Free Jazz and the Avant Garde

During these same decades of the 1950’s and 1960’s, some musicians took jazz in more exploratory directions. The terms free jazz and avant garde are often used to describe these approaches, in which traditional forms, harmony, melody, and rhythm were extended considerably or even abandoned. Saxophonist Ornette Coleman and trumpet player Don Cherry were pioneers of this music through albums such as The Shape Of Jazz To Come and Free Jazz. The former album, as well as several more recorded with a quartet that also include either Scott LaFaro or Charlie Haden on bass and either Billy Higgins or Ed Blackwell on drums, still retains the basic feel of traditional post bop small group jazz, with alternating soloists over a walking bass line and swinging drum beat. This style is sometimes known as freebop. The album Free Jazz was a more cacophonous affair that featured collective improvisation.

Another major figure in the avant garde movement was pianist Cecil Taylor. His playing is very percussive, and includes dissonant clusters of notes and fast technical passages that do not appear to be based on any particular harmonies or rhythmic pulse.

John Coltrane, as already mentioned, delved into the avant garde in the mid 1960’s.

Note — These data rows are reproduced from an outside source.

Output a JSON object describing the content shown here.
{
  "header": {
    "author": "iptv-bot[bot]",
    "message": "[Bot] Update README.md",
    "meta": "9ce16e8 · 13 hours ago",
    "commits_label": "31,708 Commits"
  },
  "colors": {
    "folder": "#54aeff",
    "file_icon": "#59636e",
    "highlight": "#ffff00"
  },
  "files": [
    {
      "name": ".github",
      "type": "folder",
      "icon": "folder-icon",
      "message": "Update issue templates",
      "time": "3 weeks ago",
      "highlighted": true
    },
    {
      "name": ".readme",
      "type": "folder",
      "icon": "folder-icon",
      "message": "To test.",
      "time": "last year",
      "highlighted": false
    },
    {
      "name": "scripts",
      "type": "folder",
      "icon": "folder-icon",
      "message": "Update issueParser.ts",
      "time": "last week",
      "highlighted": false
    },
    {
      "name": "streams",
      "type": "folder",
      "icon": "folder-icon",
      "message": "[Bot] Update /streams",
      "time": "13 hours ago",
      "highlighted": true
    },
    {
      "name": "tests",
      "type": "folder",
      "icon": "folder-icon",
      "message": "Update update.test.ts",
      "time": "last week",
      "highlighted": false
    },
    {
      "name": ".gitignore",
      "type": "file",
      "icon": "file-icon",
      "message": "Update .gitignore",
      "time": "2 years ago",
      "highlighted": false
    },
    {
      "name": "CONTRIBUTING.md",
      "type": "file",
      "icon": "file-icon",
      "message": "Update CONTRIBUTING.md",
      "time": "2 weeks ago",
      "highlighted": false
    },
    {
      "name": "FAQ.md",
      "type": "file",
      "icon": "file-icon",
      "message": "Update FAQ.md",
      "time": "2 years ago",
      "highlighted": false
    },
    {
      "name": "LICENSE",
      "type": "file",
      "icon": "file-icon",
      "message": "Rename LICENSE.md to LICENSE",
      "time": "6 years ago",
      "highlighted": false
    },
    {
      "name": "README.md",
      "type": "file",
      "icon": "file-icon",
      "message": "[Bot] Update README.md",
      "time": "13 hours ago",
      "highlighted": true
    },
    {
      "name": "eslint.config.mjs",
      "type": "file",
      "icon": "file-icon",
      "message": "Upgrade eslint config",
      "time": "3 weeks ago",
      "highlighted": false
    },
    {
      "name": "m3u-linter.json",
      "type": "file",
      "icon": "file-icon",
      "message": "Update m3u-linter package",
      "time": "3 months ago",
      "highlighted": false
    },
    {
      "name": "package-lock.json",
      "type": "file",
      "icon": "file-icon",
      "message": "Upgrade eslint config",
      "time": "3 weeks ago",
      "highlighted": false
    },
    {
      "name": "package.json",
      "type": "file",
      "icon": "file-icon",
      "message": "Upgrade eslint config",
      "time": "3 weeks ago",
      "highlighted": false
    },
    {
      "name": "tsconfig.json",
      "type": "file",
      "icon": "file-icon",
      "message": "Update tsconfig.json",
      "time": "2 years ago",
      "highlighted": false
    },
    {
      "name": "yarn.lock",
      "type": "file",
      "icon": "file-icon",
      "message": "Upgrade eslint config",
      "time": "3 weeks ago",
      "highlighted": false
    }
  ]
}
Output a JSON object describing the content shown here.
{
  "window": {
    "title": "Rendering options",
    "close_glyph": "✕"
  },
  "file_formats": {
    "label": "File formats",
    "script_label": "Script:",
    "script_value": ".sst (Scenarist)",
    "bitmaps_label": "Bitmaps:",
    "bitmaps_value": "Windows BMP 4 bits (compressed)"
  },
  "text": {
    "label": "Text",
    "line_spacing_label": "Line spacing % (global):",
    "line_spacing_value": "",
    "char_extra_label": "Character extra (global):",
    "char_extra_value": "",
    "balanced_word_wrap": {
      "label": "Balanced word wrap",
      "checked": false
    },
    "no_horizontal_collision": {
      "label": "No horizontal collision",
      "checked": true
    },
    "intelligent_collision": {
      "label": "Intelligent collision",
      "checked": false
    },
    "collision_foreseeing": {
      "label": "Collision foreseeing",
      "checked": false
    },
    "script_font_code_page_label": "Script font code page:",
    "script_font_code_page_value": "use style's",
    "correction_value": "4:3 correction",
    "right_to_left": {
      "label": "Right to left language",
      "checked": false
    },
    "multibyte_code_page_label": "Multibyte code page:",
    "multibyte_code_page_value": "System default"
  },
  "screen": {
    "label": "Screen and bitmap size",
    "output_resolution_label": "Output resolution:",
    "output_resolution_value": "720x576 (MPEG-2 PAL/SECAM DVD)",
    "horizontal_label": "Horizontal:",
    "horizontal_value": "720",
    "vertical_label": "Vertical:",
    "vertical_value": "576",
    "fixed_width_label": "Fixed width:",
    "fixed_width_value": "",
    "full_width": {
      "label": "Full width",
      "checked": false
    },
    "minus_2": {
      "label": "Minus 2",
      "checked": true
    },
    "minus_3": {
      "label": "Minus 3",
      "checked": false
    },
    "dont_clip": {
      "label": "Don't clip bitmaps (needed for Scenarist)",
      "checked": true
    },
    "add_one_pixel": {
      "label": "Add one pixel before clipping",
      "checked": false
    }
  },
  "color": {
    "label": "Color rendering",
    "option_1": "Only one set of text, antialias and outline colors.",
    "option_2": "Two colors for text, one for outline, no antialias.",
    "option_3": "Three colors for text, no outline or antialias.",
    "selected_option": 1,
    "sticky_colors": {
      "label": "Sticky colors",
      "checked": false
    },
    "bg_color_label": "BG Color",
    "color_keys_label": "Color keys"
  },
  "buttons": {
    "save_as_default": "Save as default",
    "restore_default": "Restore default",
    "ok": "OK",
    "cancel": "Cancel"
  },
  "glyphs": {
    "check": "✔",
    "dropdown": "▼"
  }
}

Albums such as Ascension and Interstellar Space show Coltrane absorbing both Free Jazz and the works of Cecil Taylor. Later Coltrane groups featured his wife Alice on piano and Rashied Ali on drums, as well as Pharoah Sanders on tenor saxophone. He also recorded an album The Avant Garde with Don Cherry that is interesting for its parallels with The Shape Of Jazz To Come and other Ornette Coleman quartet recordings. Coltrane influenced many other musicians, including saxophonists Archie Shepp, Sam Rivers, and Albert Ayler.

Sun Ra is a somewhat enigmatic figure in the avant garde, claiming to be from the planet Saturn. He plays a variety of keyboard instruments with his big bands that range from 1920’s style swing to the wilder free jazz of Coltrane and others.